If we answer 'Yes' to the first part of the first question, or 'No' the second part, we're quickly beset with the problem of ecclesial deism, as developed in this article, and the corresponding issues developed in this one.

The Bible Reader’s Tool Shop

Below is an excerpt from Vernon J. Steiner's article, “The Bible Reader’s Tool Shop. Part 1: A Tool Shop and Its ShelvesWho Needs Them?” The internal quote is from D. H. Williams, Retrieving the Tradition & Renewing Evangelicalism: A Primer for Suspicious Protestants (Grand Rapids: Eerdmans, 1999), 13-14.

Now for the really crucial point that needs to be stressed: It is one thing to warn against ecclesial and theological error that afflicted the church during some of its darker days and quite another to imagine that we can free and guard ourselves from such error by privatizing and domesticating the interpretive activity.

. . . The Reformation theme of sola scriptura has never—not then, not now—actually resulted in a situation where the Bible is truly the only authority (even the most ardent anti-traditionalists have their own authoritative traditions, which they conveniently call biblical).

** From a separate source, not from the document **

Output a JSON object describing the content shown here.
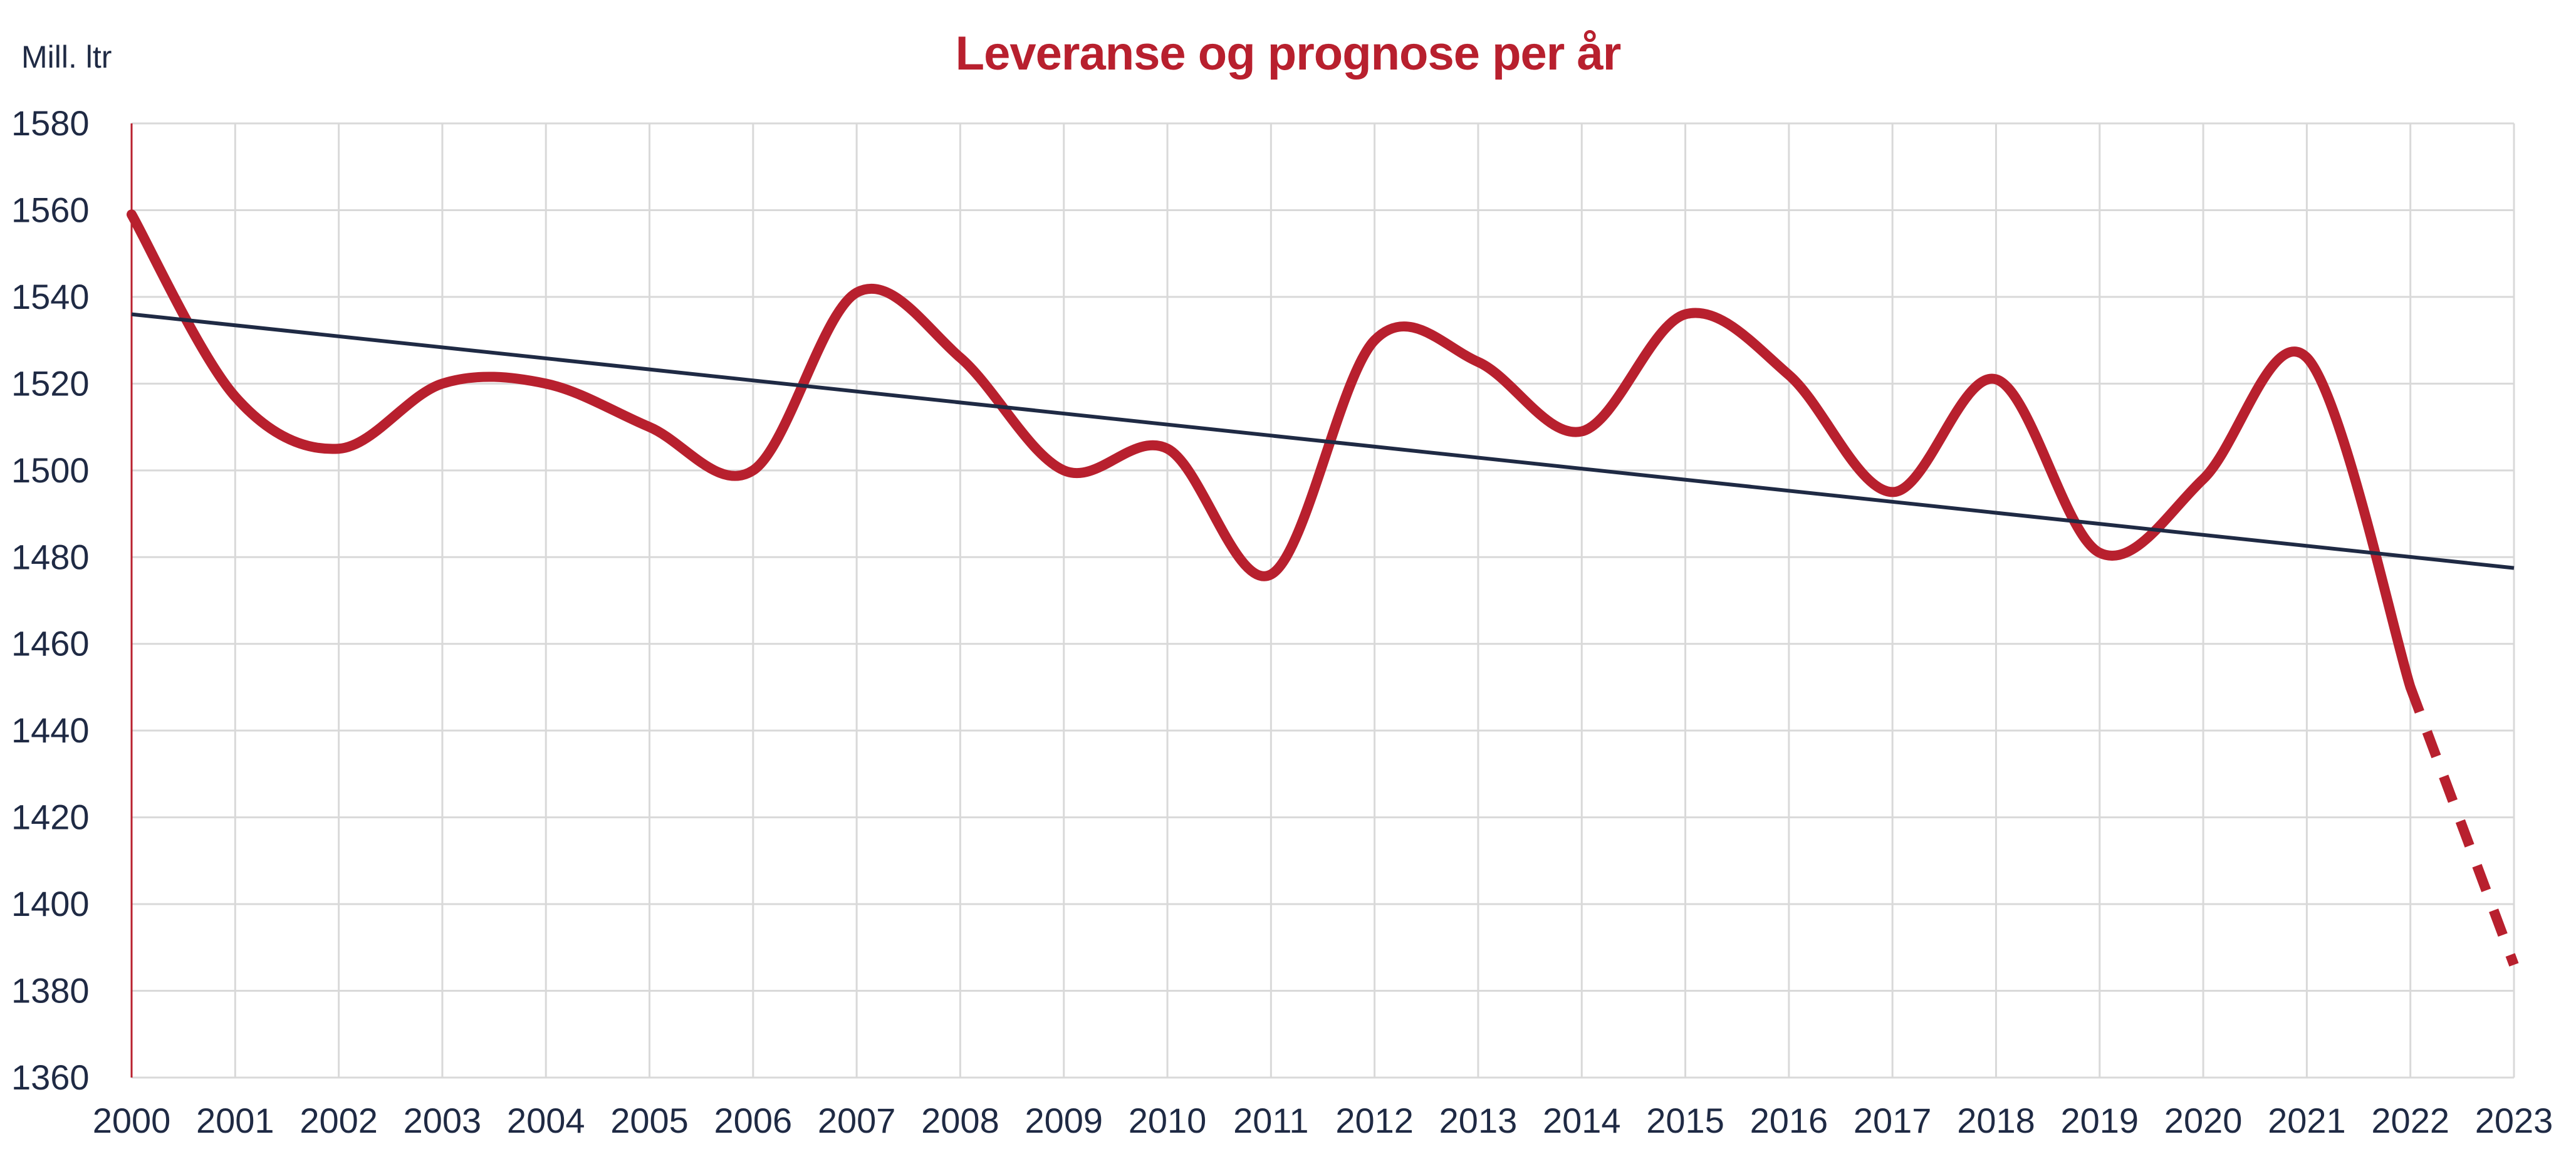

Moreover, as D. H. Williams observes, “appealing to the Bible alone and the personal enabling of the Holy Spirit, however central these are, do not insure orthodoxy (they never have!), since these cannot function in isolation from their reception and development within the ongoing life of the church."

While it is true that in response to the article’s claims quoted above, the Protestant position would rejoin that the Bible—even if it can be shown not to be the sole authority—is at least the preeminent authority, there are still two revealing sets of questions to be considered:

1. Is there a principled difference between Sola Scriptura, and Solo Scriptura? That is, what is the objective component that prevents an appeal to Sola Scriptura from reducing to the individual interpreter’s own authority when it comes to interpretive claims about the Bible (thereby contradicting the claim that the Bible functions as the preeminent authority)?

Put another way: Does what we regard as ‘true’ about the Bible and its statements depend on whether such truth coincides with what we already believe to be true, or with an authority apart from us? And if the latter, how might we demonstrate that we are in fact dependent upon an authority apart from us (and on what grounds might it rightly be considered a legitimate source of authority)?

2. Has Christ left no infallible authority for adjudicating between conflicting interpretive claims—or at least between conflicting claims about the essentials of the faith? Are we left simply to keep disagreeing, and so dividing and subdividing Christians from each other, in a continual downward spiral into doubt and gnosticism (the mystical religious philosophy that regards any given faith position as essentially interior, with no actual, on-the-ground manifestation)?